E-commerce is big, and getting bigger.
As Alibaba delivers robust sales today, new data from eMarketer Inc. reveals an e-commerce powerhouse that is poised for continued growth of market share of digital advertising. And in separate research from the analytics firm, U.S. online sales of apparel and accessories is on track to post double-digit gains through 2019 with a significant shift occurring during the current back-to-school shopping season.
The firm is also forecasting global e-commerce retail sales to increase 25 percent this year.
Emarketer said in its report that it sees Alibaba accounting for a 4.6 percent share of all global digital advertising revenue this year, which would compare to a 4.2 percent share in 2014. By comparison, Baidu is forecast to garner a 5.5 percent digital advertising global sales share — up from last year’s 4.7 percent.
In the mobile device advertising market, Alibaba is forecast to take a 6.9 percent share of the $68.7 billion market. This would be up from a 5.1 percent share last year, and 1.6 percent in 2013. Baidu will see its share climb to 6.6 percent this year, which compares to 6 percent last year and 2.6 percent in 2013.
In the digital advertising market in China, total revenue will swell 30 percent to $31 billion from $23.9 billion — despite recent economic concerns in the country. “China is the second-largest ad market in the world behind the U.S.,” the eMarketer report stated. “[And] Alibaba’s share of China’s digital advertising market is expected to reach 34 percent in 2015, up from 29.8 percent in 2014.”

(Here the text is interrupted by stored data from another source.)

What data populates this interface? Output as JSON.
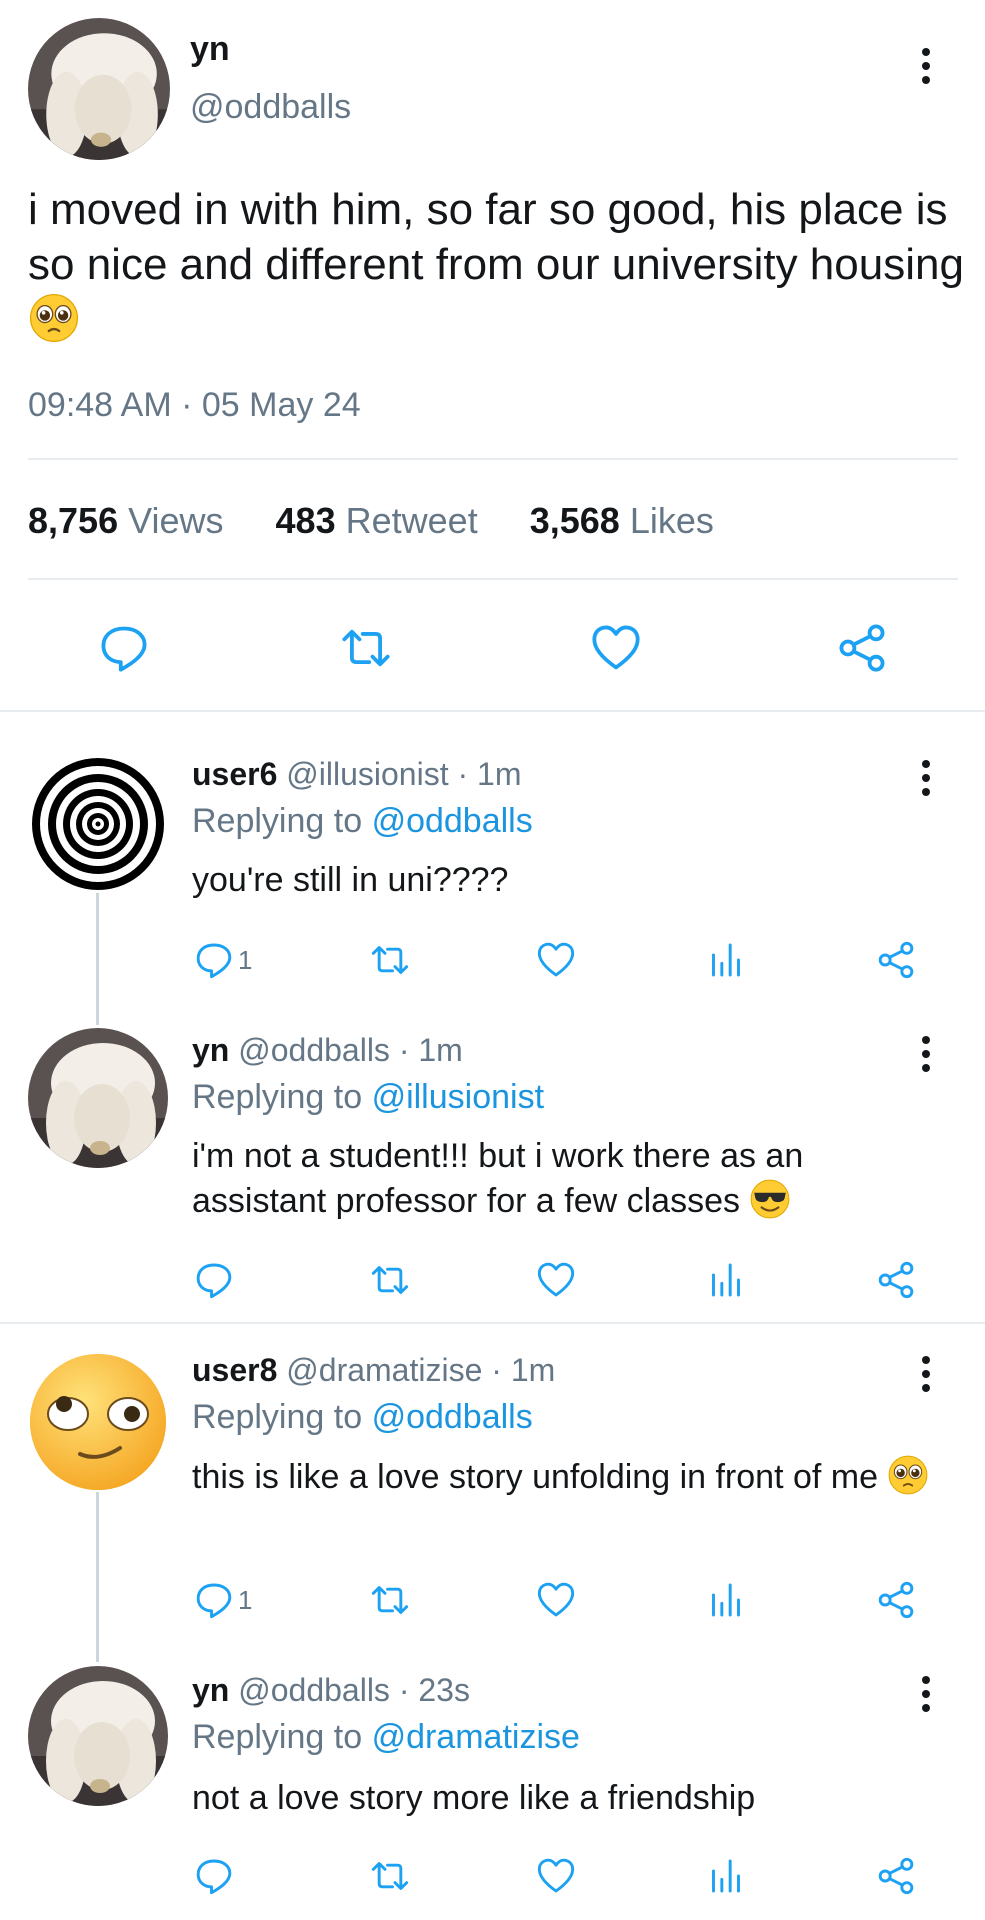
{
  "main_tweet": {
    "display_name": "yn",
    "handle": "@oddballs",
    "text": "i moved in with him, so far so good, his place is so nice and different from our university housing",
    "time": "09:48 AM",
    "date": "05 May 24",
    "separator": "·",
    "stats": {
      "views": "8,756",
      "views_label": "Views",
      "retweets": "483",
      "retweets_label": "Retweet",
      "likes": "3,568",
      "likes_label": "Likes"
    }
  },
  "replies": [
    {
      "display_name": "user6",
      "handle": "@illusionist",
      "age": "· 1m",
      "replying_prefix": "Replying to",
      "replying_to": "@oddballs",
      "text": "you're still in uni????",
      "reply_count": "1"
    },
    {
      "display_name": "yn",
      "handle": "@oddballs",
      "age": "· 1m",
      "replying_prefix": "Replying to",
      "replying_to": "@illusionist",
      "text": "i'm not a student!!! but i work there as an assistant professor for a few classes",
      "reply_count": ""
    },
    {
      "display_name": "user8",
      "handle": "@dramatizise",
      "age": "· 1m",
      "replying_prefix": "Replying to",
      "replying_to": "@oddballs",
      "text": "this is like a love story unfolding in front of me",
      "reply_count": "1"
    },
    {
      "display_name": "yn",
      "handle": "@oddballs",
      "age": "· 23s",
      "replying_prefix": "Replying to",
      "replying_to": "@dramatizise",
      "text": "not a love story more like a friendship",
      "reply_count": ""
    }
  ],
  "colors": {
    "accent": "#1b95e0",
    "muted": "#657786",
    "divider": "#e6ecf0",
    "icon": "#1da1f2"
  },
  "icons": [
    "more-vertical-icon",
    "reply-icon",
    "retweet-icon",
    "like-icon",
    "share-icon",
    "analytics-icon",
    "pleading-face-emoji",
    "sunglasses-face-emoji"
  ]
}
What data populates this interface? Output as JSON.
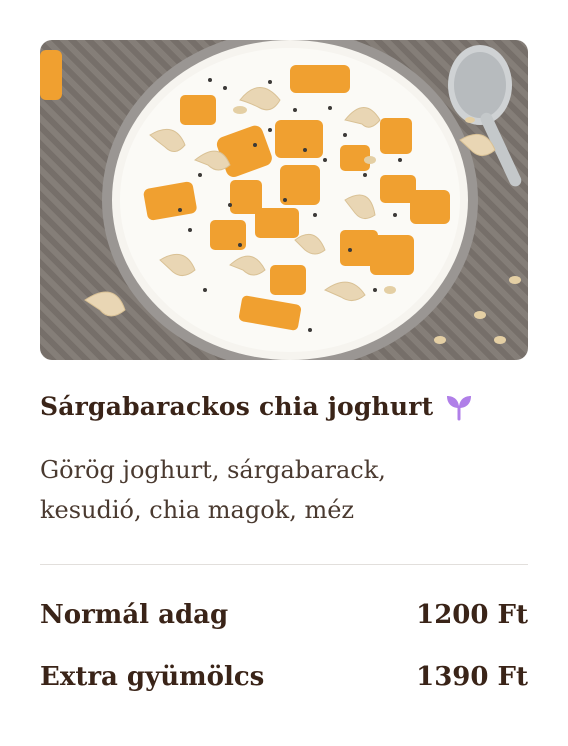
{
  "product": {
    "title": "Sárgabarackos chia joghurt",
    "vegan_icon": "sprout-icon",
    "description": "Görög joghurt, sárgabarack, kesudió, chia magok, méz",
    "image_alt": "Sárgabarackos chia joghurt"
  },
  "prices": [
    {
      "label": "Normál adag",
      "value": "1200 Ft"
    },
    {
      "label": "Extra gyümölcs",
      "value": "1390 Ft"
    }
  ],
  "colors": {
    "text": "#3a2418",
    "accent_icon": "#b07fe8",
    "divider": "#e2dfdc"
  }
}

However, the research firm said Baidu will likely see its market share drop to 32.4 percent this year from 34.4 percent in 2014.
But the biggest news in China is an eye-popping 87 percent increase in mobile device ad revenue with Alibaba muscling out Baidu. Emarketer is forecasting that market to grow in China to nearly $14 billion, up from $7.5 billion last year. In the mobile ad space in China, Alibaba’s share is expected to reach $4.75 billion, which is about 34 percent of the total revenue generated in the market. This would compare to 29.8 percent last year. Meanwhile, Baidu’s share is expected to decline to 32.4 percent from 34.4 percent last year.
Globally, retail e-commerce will take a 7.3 percent share, or $1.7 trillion, of total global retail sales, which reflects a 25 percent increase from last year. Emarketer said the Asia-Pacific region “will be the main driving force behind this growth, accounting for over half of global retail e-commerce sales — or $874.46 billion — in 2015.”
In the U.S., online sales of apparel and accessories is forecast to reach $60 billion this year, which would be a 17.2 percent share of the total retail e-commerce sales. “Despite robust e-commerce penetration for many apparel and accessories retailers and consumers’ high comfort levels with buying those products digitally, nearly 7 in 10 U.S. Internet users still prefer to buy clothing and footwear in-store,” the research firm said.
Still, eMarketer said it expects apparel and accessories “to continue to slightly outperform the U.S. retail e-commerce sector as a whole through 2019.” The segment is forecast to see a compounded annual growth rate of 12.5 percent between 2014 and 2019, which compares to a growth rate of 12.4 percent for the entire U.S. retail e-commerce market.
For the current b-t-s season, eMarketer expects U.S. retail sales to post a 4.6 percent gain with e-commerce sales showing a robust 6.6 percent increase. “But even as seasonal spending increases, shoppers will remain highly price conscious, and a large percentage will depend on smartphones to find deals and compare prices while they shop,” the firm said.